Palomba e Cappellacci |
Per il gusto cinico della realtà, poco incline a fare i conti con i fiorentinismi della politica, mentre i pastori sardi erano impegnati a Porto Torres in una delle più drammatiche loro manifestazioni, a Cagliari si apriva la crisi del governo regionale. Quando si dice scollamento tra politica e cittadini, incomunicabilità tra bisogni reali e appetiti indotti dalla virtualità chiamata “visibilità dei partiti”.
I partiti hanno nuovamente cannibalizzato il Consiglio regionale, consumando così l'ultima barbarie. Parole forti, ma non si riferiscono a queste ultime poco esaltanti vicende. Sono state pronunciate il 10 marzo dall'allora presidente regionale Federico Palomba dopo l'ennesimo agguato tesogli dalla maggioranza di centrosinistra che lo appoggiavano ed era divisa da altri appetiti, dilaniata come quella attuale di centrodestra che appoggia, si fa per dire, Cappellacci.
Con questo, per di più: i consiglieri di questa maggioranza (insieme a quelli dell'opposizione) rischiano di perdere scanni e stipendi se Cappellacci si dimette; quell'altra rischiava, al più, di dover eleggere un altro presidente. Leggi elettorali differenti. In politica, pare, difetta la memoria. È singolare, così, leggere le reazioni del centrosinistra alle dimissioni del presidente della Regione, improntate alla rimozione del suo passato. Fra i rimotori c'è proprio Palomba, oggi senatore dell'IdV: “Nessun rattoppo potrà rimettere in sesto il vestito lacerato della destra, tanto a Roma quanto a Cagliari. Oramai il processo di decomposizione della defunta maggioranza di governo è arrivato al punto di non ritorno”
Il che può essere anche vero, ma suona curioso detto da chi, in cinque anni di governo fra il 1994 e il 1999, dovette sopportare cinque crisi aperte da una maggioranza dal “vestito lacero” e in preda ad un “processo di decomposizione” come gli allora oppositori non mancavano di denunciare, chiedendo, come chiede lui oggi, di tornare alle urne. Insomma, cambiano i protagonisti ma il copione rimane immutato. E neppure un piccolo sforzo di inventiva per renderlo interessante agli spettatori di questa commedia.

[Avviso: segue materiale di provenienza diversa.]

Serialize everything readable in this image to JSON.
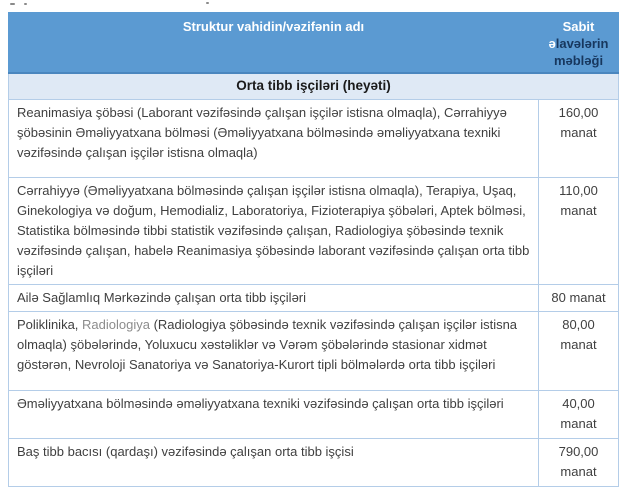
{
  "cropped_fragment": "partial text descenders cut off at top of screenshot",
  "table": {
    "header": {
      "col1": "Struktur vahidin/vəzifənin adı",
      "col2_white": "Sabit ə",
      "col2_dark": "lavələrin məbləği"
    },
    "section_title": "Orta tibb işçiləri (heyəti)",
    "rows": [
      {
        "text": "Reanimasiya şöbəsi (Laborant vəzifəsində çalışan işçilər istisna olmaqla), Cərrahiyyə şöbəsinin Əməliyyatxana bölməsi (Əməliyyatxana bölməsində əməliyyatxana texniki vəzifəsində çalışan işçilər istisna olmaqla)",
        "value": "160,00 manat"
      },
      {
        "text": "Cərrahiyyə (Əməliyyatxana bölməsində çalışan işçilər istisna olmaqla), Terapiya, Uşaq, Ginekologiya və doğum, Hemodializ, Laboratoriya, Fizioterapiya şöbələri, Aptek bölməsi, Statistika bölməsində tibbi statistik vəzifəsində çalışan, Radiologiya şöbəsində texnik vəzifəsində çalışan, habelə Reanimasiya şöbəsində laborant vəzifəsində çalışan orta tibb işçiləri",
        "value": "110,00 manat"
      },
      {
        "text": "Ailə Sağlamlıq Mərkəzində çalışan orta tibb işçiləri",
        "value": "80 manat"
      },
      {
        "parts": [
          {
            "t": "Poliklinika, "
          },
          {
            "t": "Radiologiya",
            "c": "gray"
          },
          {
            "t": " (Radiologiya şöbəsində texnik vəzifəsində çalışan işçilər istisna olmaqla) şöbələrində, Yoluxucu xəstəliklər və Vərəm şöbələrində stasionar xidmət göstərən, Nevroloji Sanatoriya və Sanatoriya-Kurort tipli bölmələrdə orta tibb işçiləri"
          }
        ],
        "value": "80,00 manat"
      },
      {
        "text": "Əməliyyatxana bölməsində əməliyyatxana texniki vəzifəsində çalışan orta tibb işçiləri",
        "value": "40,00 manat"
      },
      {
        "text": "Baş tibb bacısı (qardaşı) vəzifəsində çalışan orta tibb işçisi",
        "value": "790,00 manat"
      }
    ],
    "colors": {
      "header_bg": "#5b9ad2",
      "header_border": "#4a86be",
      "header_text_white": "#ffffff",
      "header_text_dark": "#17375e",
      "section_bg": "#dfe9f5",
      "cell_border": "#b4cde8",
      "body_text": "#404040",
      "gray_word": "#8c8c8c"
    }
  }
}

Ho rintracciato un commento, scritto il 10 gennaio 1999 sul quotidiano che pure fiancheggiava il governo dei “progressisti”, che dovrebbe rinfrescare la memoria a chi la sta perdendo. Si chiedeva se il presidente Palomba avrebbe avuto coraggio o se “continuerà ad essere strumentalmente usato come capro espiatorio di una legislatura fallimentare: tale per responsabilità di tanti che hanno giocato al massacro dal primo giorno. ... Avesse restituito al mittente, ficcandoglielo in quel posto, l'arrogante foglietto della sconveniente «Giunta del bigliettino», Palomba sarebbe diventato un eroe dimettendosi. Ci sono atti non compiuti che segnano più di un gesto esemplare: restano nella memoria, incancellabili e irrimediabili, come omissione inescusabile”.
Purtroppo non è vero che restano nella memoria, sono cancellati. E allora è forse utile ricordare che cosa fu la “giunta del bigliettino”: è quella che Palomba annunciò, dopo una imbarazzante seduta del Consiglio che attendeva di conoscerla, solo dopo che un commesso gli ebbe consegnato, in piena seduta del Parlamento, un pezzo di carta su cui i segretari di partito avevano scritto i nomi degli assessori da nominare. Siccome la storia non si ripete mai uguale a se stessa, forse Cappellacci ha imparato dalla magra figura del suo predecessore e, almeno, le dimissioni le ha minacciate.
I pastori, assaltando i tir provenienti da Barcellona, hanno scoperto pecore e maiali in arrivo dalla Spagna, pronti a vestire i Quattro mori e a invadere il mercato sardo sotto mentite spoglie di maialetti made in Sardegna. La Legler ha chiuso definitivamente i battenti. La promettente discussione sullo Statuto sardo rischia di trasformarsi in accademia. E la politica sarda continua a bisticciare su chi ha le corna più lunghe.